Maintaining the expansion of the spinal canal is critical in a successful laminoplasty. The conventional method is to make the suture stay within the spinous process and the paraspinal muscles and to avoid closure of the opened lamina. Restenosis or spring back of the open door, whereby the lamina closes back on the spinal cord, has been reported to result in neurological deterioration.111213 Later, modified methods developed to keep the door “open”. Presence of miniplate fixation is promising to prevent re closure of the opened lamina efficiently.51415 A meta analysis of complications in laminoplasty revealed that restenosis from unintended closure of the laminoplasty hinge occurred in 0-34% and no hinge closure had been reported after plate fixation.15

Indeed, the plates applied at each level (C3–C7) can prevent collapse of elevated laminae efficiently. Depending on the local anatomy, plates are also used at alternating levels (i.e., C3, C5, and C7) in clinical settings in order to reduce the cost for the patients. Whether they have anequal efficacy in enlargement of the spinal canal, is unreported in literature. In our study, increased APD and open angle in Group A were significantly lower than that in Group B at followup. The possible reasons are that unfixed levels (C4 and C6) still have the risk of closure of open angle in Group A, which has been demonstrated from our previous study.16

A sufficient open angle and enlargement of the spinal canal are critical for obtaining clinical improvement with laminoplasty, because the goal of posterior surgery is to provide sufficient space for the spinal cord to drift away from the anterior compression. Clinical outcomes are always associated with space provided for posterior shift of the spinal cord after laminoplasty. Sodeyama et al.17 suggested that enough space for a posterior shift of the spinal cord of > 3 mm leads to good recovery of myelopathic symptoms. In our study, lower rate of recovery was found in Group A associated with lower enlargement of the spinal canal, because lower enlargement of the spinal canal allowed less space for the spinal cord to drift away from the anterior compression, especially when anterior massive lesion occurs mainly at unfixed levels. In the long run, inadequate opening of the lamina is one of the important reasons for revision surgery.18 In this way, unfixed levels lacking adequate ability of maintaining enlargement of the spinal canal may limit neurological recovery rate in Group A.

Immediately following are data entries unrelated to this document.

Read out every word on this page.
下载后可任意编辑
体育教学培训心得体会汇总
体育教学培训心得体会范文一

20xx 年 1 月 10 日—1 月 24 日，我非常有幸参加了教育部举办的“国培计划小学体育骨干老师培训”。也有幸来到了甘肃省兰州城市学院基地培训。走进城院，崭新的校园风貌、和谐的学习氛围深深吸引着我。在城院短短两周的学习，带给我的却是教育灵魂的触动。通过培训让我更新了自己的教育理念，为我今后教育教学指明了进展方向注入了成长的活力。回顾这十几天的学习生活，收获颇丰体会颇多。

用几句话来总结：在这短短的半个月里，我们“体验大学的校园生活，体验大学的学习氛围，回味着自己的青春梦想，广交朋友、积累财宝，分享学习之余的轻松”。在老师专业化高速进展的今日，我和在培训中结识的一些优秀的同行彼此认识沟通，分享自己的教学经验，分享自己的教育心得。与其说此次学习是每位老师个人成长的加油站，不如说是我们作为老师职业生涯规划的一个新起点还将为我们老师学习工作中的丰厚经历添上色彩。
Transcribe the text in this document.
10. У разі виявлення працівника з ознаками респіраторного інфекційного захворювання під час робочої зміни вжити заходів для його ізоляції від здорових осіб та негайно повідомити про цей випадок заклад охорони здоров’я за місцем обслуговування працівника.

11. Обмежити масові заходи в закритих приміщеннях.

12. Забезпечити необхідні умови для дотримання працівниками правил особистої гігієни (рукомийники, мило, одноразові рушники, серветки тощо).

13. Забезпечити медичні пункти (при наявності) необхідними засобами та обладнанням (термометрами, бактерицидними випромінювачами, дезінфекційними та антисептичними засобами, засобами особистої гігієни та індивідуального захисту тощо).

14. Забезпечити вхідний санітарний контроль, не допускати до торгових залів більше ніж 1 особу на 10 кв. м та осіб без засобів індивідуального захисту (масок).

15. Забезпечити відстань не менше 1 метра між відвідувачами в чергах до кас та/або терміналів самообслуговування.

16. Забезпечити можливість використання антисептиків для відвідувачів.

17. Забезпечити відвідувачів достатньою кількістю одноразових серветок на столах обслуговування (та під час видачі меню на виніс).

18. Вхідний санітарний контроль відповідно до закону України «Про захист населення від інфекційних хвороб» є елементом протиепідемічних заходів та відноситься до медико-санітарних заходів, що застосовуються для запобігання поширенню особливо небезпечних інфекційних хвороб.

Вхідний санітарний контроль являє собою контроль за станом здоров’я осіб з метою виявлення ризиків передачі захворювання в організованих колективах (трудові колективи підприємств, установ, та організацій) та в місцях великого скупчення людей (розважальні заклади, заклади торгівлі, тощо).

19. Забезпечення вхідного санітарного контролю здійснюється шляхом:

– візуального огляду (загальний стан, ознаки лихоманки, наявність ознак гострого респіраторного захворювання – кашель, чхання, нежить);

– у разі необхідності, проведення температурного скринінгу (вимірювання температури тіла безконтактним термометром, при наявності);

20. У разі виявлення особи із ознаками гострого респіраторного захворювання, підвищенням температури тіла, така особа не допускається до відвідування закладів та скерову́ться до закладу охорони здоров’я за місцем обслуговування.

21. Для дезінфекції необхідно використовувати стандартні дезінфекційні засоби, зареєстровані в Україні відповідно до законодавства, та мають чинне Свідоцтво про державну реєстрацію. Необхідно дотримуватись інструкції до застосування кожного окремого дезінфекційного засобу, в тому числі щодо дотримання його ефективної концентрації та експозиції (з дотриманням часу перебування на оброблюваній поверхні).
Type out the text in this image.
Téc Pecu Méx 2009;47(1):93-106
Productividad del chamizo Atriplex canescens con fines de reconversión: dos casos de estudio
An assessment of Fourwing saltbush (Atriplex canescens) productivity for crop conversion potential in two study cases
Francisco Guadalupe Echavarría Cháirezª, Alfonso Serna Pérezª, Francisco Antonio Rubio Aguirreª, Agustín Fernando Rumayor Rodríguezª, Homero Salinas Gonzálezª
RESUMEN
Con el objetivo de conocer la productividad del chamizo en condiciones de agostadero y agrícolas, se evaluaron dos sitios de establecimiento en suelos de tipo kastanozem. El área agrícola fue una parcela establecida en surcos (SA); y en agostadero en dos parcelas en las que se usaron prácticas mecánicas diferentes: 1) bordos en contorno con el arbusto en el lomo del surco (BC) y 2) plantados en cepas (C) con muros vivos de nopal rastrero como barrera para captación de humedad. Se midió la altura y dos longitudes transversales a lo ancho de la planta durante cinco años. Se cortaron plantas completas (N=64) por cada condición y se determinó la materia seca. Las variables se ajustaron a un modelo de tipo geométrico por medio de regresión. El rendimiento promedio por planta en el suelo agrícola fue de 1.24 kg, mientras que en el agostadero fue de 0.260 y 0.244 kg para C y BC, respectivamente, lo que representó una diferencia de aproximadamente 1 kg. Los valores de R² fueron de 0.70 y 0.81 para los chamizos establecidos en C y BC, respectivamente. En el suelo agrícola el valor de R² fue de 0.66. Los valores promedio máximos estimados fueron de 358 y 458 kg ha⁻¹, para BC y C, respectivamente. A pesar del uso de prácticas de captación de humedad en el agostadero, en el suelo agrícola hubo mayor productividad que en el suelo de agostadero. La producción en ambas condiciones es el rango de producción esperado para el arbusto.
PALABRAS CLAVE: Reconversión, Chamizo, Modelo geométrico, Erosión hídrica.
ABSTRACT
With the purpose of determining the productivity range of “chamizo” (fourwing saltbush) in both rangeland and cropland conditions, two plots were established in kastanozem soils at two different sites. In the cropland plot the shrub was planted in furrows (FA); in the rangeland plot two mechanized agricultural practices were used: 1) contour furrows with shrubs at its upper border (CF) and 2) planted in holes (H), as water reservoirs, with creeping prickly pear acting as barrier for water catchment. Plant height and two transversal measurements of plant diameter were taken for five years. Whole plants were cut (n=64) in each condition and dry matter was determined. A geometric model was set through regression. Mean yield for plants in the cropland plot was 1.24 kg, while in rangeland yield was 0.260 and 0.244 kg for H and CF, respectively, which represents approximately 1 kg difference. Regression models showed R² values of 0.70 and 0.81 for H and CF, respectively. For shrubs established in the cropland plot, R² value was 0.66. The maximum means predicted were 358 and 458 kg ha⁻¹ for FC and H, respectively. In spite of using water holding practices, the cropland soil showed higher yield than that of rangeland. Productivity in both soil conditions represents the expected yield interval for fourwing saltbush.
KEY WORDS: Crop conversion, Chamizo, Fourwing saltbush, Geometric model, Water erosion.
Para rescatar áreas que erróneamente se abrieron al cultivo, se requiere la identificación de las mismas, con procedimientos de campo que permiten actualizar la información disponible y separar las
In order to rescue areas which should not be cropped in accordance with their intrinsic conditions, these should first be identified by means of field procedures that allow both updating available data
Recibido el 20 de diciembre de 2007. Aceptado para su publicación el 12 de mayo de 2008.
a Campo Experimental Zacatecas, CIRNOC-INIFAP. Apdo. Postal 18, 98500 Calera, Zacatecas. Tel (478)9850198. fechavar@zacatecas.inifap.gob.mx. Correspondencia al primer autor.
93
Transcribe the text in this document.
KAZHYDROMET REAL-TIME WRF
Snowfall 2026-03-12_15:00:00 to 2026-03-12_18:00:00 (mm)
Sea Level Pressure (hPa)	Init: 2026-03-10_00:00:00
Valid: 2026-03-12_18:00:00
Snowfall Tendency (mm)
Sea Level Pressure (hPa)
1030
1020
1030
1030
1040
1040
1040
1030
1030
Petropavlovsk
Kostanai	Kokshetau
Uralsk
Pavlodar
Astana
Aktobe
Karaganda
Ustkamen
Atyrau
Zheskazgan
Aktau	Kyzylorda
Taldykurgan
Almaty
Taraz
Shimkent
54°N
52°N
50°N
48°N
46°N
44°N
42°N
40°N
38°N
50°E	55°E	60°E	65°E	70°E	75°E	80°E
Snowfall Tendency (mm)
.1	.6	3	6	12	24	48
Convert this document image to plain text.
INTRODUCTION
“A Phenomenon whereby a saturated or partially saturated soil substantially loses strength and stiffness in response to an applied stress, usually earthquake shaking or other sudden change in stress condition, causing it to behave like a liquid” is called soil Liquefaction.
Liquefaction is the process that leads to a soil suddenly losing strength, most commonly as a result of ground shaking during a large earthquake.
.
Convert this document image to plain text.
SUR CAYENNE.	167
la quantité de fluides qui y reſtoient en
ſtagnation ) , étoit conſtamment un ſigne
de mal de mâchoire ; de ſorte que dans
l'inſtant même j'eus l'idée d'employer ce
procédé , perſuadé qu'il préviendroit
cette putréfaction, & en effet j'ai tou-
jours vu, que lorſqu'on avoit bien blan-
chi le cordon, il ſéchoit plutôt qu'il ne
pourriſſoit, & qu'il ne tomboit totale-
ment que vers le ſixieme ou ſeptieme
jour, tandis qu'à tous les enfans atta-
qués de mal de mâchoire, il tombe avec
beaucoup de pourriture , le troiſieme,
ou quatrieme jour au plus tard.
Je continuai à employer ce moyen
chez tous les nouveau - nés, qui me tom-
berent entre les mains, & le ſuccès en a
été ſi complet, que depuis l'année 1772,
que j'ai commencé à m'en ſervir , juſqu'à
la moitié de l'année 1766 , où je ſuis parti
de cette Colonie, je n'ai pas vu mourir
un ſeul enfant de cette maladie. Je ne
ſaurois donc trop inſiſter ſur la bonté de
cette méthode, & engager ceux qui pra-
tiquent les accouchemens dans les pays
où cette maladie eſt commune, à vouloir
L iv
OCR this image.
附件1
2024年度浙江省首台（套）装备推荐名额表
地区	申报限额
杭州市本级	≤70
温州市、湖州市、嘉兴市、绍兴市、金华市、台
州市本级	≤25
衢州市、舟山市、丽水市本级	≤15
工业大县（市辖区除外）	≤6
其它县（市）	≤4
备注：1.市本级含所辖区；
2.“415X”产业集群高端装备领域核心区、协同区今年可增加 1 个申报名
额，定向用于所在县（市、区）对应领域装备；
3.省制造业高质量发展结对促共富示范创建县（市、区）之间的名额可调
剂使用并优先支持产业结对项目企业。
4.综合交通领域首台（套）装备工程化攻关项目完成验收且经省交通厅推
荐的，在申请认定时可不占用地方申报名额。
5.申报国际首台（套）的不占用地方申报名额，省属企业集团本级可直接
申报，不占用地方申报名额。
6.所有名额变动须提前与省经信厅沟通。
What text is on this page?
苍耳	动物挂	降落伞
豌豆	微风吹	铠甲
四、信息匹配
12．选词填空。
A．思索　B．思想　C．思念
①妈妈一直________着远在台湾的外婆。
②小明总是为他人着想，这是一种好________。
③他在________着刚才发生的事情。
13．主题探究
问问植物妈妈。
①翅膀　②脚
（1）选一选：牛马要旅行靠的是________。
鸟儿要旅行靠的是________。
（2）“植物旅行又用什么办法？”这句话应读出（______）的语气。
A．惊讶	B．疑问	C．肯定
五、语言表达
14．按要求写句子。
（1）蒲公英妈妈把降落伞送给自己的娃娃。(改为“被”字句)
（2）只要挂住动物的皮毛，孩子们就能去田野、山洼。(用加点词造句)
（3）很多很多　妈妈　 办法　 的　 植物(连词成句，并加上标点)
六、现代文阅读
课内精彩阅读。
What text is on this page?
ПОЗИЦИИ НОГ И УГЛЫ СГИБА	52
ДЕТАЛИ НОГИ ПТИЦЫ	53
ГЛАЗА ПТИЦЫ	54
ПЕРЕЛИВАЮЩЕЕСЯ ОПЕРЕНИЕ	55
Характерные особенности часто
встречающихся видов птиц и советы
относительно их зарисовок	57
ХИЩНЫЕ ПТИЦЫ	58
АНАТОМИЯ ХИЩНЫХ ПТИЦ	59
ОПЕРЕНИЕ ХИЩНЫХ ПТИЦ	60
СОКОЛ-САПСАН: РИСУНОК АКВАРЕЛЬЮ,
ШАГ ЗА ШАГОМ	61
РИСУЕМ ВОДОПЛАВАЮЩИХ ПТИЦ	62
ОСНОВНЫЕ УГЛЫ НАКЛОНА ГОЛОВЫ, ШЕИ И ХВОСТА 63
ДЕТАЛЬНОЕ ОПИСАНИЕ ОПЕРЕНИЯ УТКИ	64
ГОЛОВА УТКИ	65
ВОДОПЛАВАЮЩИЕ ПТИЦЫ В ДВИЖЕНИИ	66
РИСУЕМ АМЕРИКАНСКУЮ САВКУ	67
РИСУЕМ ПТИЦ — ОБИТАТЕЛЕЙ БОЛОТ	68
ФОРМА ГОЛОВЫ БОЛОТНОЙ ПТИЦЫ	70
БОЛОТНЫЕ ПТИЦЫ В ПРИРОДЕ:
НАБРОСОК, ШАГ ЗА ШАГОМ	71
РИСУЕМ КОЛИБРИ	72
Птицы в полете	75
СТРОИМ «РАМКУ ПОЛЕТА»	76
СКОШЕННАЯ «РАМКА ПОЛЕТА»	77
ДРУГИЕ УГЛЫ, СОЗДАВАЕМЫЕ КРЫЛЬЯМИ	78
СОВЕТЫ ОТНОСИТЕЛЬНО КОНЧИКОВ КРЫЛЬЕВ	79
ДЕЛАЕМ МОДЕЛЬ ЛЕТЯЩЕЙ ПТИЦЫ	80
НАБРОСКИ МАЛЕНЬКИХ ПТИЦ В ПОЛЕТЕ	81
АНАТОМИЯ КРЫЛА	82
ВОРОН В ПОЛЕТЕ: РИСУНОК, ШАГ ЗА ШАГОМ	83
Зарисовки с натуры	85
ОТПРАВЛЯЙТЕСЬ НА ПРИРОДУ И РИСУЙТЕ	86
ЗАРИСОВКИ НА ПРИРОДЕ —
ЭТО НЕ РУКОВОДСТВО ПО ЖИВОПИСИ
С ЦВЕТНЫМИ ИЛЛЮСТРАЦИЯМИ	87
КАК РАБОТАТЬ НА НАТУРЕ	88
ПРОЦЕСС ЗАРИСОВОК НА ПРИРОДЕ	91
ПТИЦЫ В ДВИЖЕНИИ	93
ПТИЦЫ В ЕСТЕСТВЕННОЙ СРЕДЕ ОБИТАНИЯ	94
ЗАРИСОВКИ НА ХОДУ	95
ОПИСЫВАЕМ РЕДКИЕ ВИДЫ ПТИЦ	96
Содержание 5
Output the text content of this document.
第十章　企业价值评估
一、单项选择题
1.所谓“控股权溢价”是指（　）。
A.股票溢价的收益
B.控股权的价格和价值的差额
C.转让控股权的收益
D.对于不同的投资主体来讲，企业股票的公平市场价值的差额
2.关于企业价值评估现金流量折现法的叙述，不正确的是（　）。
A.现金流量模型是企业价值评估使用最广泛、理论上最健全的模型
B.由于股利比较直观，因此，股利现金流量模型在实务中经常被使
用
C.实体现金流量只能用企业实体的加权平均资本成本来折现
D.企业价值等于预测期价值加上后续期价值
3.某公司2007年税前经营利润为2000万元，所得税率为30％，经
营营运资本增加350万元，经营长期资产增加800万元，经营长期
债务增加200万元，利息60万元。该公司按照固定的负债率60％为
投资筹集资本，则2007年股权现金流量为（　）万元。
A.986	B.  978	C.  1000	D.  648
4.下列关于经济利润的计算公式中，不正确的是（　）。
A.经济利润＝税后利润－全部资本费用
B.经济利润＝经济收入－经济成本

One limitation of the current study is its retrospective and unrandomized design. In addition, the APD measurements were done on the X-rays rather than on CT, which would have been more precise. Although all level fixation had a higher rate of neurological improvement, these patients did not obtain a better neurological status than alternating level counterparts at followup. However, the mean followup time of our manuscript is about 2 years, while in the cited articles, the followup is about 4 years.111213 Further prospective randomized control trial with advanced CT examination through long term followup are needed to verify our findings.

CONCLUSION

Despite higher cost of all level fixation, it is more effective in maintaining the expansion of the spinal canal and can obtain better clinical improvement compared to alternating level fixation.